Saturday, May 10, 2008

Acupuncture in Hong Kong



Acupuncture began in China in the Stone Age when sharp edged stones were used to treat disease. It developed into a complex system to diagnosis, treat, and prevent illness with the overall goal of restoring balance and harmony to the body. Acupuncture can relieve pain (even during surgery), treat chronic conditions and strengthen the immune system. It was suppressed after 1911 when Western Medicine was introduced. Chairman Mao Zedong was a believer and in 1950 Traditional Chinese Medicine and Acupuncture again were taught in medical school with Western Medicine.


On a recent trip to Hong Kong, it seemed the time to try this four thousand year old tradition. I was with Betty Swasko and Tina Smith. Tina’s daughter, a resident of Hong Kong, introduced a friend who regularly used an acupuncturist and who agreed to take us. Ceni’s doctor was Dr. Tsai Chang Yi whose official titles were Herb Doctor & Acupuncturist and Registered Chinese Medicine Practitioner. The latter profession allows him to write prescriptions for herbal teas to be used in conjunction with the acupuncture treatment. Dr. Chang’s father practiced in the same office for many years and his brother teaches acupuncture at the University of Hong Kong Medical School. He had an opportunity to move to a wealthier part of town, but he chose to remain at the family office where he could also serve the poor. His reputation for helping women who want to conceive was impressive but not something this group was going to ask about.


Located in an apartment building, Dr. Chang’s office was clean and welcoming but well used. He and his wife and mother greeted us with big smiles as we entered. Dr. Chang sat behind a computer with a chair beside his desk for the patients. He seemed a bit surprised to see us but listened carefully as Ceni explained who we were. He had somewhat different questions for each of us. Do you have energy? Do you sleep well? What year were you born? He checked our pulses and looked at our tongues. Betty complained of her planter faciatis and Tina was cold. I couldn’t really come up with a specific complaint other than lack of sleep due to the time change.

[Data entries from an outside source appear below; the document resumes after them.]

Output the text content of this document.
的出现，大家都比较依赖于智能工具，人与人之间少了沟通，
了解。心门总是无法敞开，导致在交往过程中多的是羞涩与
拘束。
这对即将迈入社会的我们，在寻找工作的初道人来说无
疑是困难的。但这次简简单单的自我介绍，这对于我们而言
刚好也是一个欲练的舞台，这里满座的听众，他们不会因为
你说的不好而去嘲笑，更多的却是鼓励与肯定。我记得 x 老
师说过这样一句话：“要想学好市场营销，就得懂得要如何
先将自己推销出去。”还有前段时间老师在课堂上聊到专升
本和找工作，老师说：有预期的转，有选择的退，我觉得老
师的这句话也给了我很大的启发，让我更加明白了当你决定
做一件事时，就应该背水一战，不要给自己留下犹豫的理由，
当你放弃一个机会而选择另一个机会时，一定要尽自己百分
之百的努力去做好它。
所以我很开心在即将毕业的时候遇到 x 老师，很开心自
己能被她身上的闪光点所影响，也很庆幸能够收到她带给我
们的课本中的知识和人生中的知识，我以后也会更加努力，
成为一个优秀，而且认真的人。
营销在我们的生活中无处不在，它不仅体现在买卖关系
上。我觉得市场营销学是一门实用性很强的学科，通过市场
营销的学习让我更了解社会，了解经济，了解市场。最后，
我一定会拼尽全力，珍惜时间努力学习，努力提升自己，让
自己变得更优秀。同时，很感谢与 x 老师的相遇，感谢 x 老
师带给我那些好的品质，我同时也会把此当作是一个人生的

We were told that Betty was healthy but Tina and I had bad chi or energy! Other advice included avoid salads, eat more soups, flavor stir fry with ginger to help with digestion and put dried orange peel in soup for flavor. Betty was also told to eat more rice.


As he analyzed our answers and his findings, Dr. Chang wrote a prescription for each of us and handed it to his wife, who acted as the herb pharmacist. She held a set of hand scales and began pulling out various herbs, roots, berries, and some unidentifiable earthy things. Each was carefully weighed and placed in a sheet of torn butcher paper. When the prescription was filled, she took it to Dr. Chang’s mother in the adjacent kitchen who was to make tea from these items.


It was now time for the acupuncture. We were placed on individual, elevated beds. The sheets appeared quite clean but there were distinct round burned holes on each of them. Dr. Chang arrived and asked if we were nervous. Truthfully, yes. He just smiled and proceeded to apply the slender, spaghetti like needles to our feet, lower legs, neck, and behind the ears. There was just a slight prick as the needles were placed. Tina also had a metal box placed on her stomach filled with what appeared to be burning charcoal! That will teach her to complain about being cold. It may also explain the burned holes on the sheets. We were instructed to lie still for 30 minutes. The time passed quickly. When Dr. Change removed the needles, Betty felt immediate relief in her feet, the tenseness in my neck and upper back was better, and Tina was warmer.


When we all finished and paid our $25, we were handed our individually brewed teas in large to go cups. Dr. Chang warned us not to drink the tea until we had eaten. At lunch, I tried sipping the tea but it tasted awful and the only way to drink it all was to take gulps. There were no immediate, noticeable results from our prescriptions. That night, however, I became a believer. No, I didn’t sleep better but I was purged. I’m not sure what to blame it on but no one else had that experience. Only our teas were different.


Acupuncture is widely available in the United States and is beginning to be covered by insurance as it is in Hong Kong. There are 8000 acupuncturists and 16 acupuncture schools in America. We all agreed we would try it again, especially if we had specific complaints. But the next experience won’t be same without the benevolent Dr. Chang and his gentle wife and mother. So, until the next column, remember "eat more soup and less salad".